Athens-based Consolidated Contractors International Company (CCC) says that its plan to build a fuel oil pipeline on a build-own-operate (BOO) basis is still on track, despite recent local press reports that the government was considering cancelling the project. CCC says that progress had been stalled by recent political uncertainty, but that negotiations will recommence soon.
The pipeline is to be built by the Indus Pipeline Company (IPC), which comprises CCC, Pakistan State Oil (PSO) and two Japanese companies – Kanematsu Corporation and Nittetosu Shoji Company. IPC signed an implementation agreement with the government in September under which IPC will build a pipeline from Port Qasim to Jamshoro at an estimated cost of $125 million. The pipeline will have a capacity of 3 million-4 million tonnes a year of fuel oil. It will mainly serve the Jamshoro power plant, currently supplied with oil by road and rail.

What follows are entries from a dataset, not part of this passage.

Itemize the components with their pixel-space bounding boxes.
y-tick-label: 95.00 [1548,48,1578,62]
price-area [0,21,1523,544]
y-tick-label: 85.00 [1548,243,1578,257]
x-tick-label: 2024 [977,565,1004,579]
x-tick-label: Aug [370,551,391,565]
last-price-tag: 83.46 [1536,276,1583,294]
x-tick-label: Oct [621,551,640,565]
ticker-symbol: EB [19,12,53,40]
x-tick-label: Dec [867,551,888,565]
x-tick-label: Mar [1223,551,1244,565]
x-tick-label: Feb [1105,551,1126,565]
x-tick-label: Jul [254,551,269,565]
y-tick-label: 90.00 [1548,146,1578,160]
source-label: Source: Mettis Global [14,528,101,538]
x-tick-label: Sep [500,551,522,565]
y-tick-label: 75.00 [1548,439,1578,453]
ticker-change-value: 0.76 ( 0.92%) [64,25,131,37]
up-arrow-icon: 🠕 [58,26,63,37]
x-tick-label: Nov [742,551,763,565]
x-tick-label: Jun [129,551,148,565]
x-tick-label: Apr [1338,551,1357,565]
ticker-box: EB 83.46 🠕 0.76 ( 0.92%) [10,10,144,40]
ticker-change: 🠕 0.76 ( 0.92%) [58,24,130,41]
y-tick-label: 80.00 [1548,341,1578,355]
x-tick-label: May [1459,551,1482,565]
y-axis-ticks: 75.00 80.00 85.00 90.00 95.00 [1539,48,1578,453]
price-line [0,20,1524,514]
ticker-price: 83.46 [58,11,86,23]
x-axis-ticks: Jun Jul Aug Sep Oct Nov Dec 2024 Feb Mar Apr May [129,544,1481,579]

CCC says that it is now working on the fuel oil transportation agreement to be signed with PSO. The agreement will govern the conditions of supply and off-take of the oil transported by the pipeline. National oil company PSO will be both supplier and off-taker. It is hoped that documentation will be completed by August this year. Kanematsu and Nittetosu Shoji are arranging finance for the scheme, expected to include a debt portion of about $90 million (MEED 18:10:96).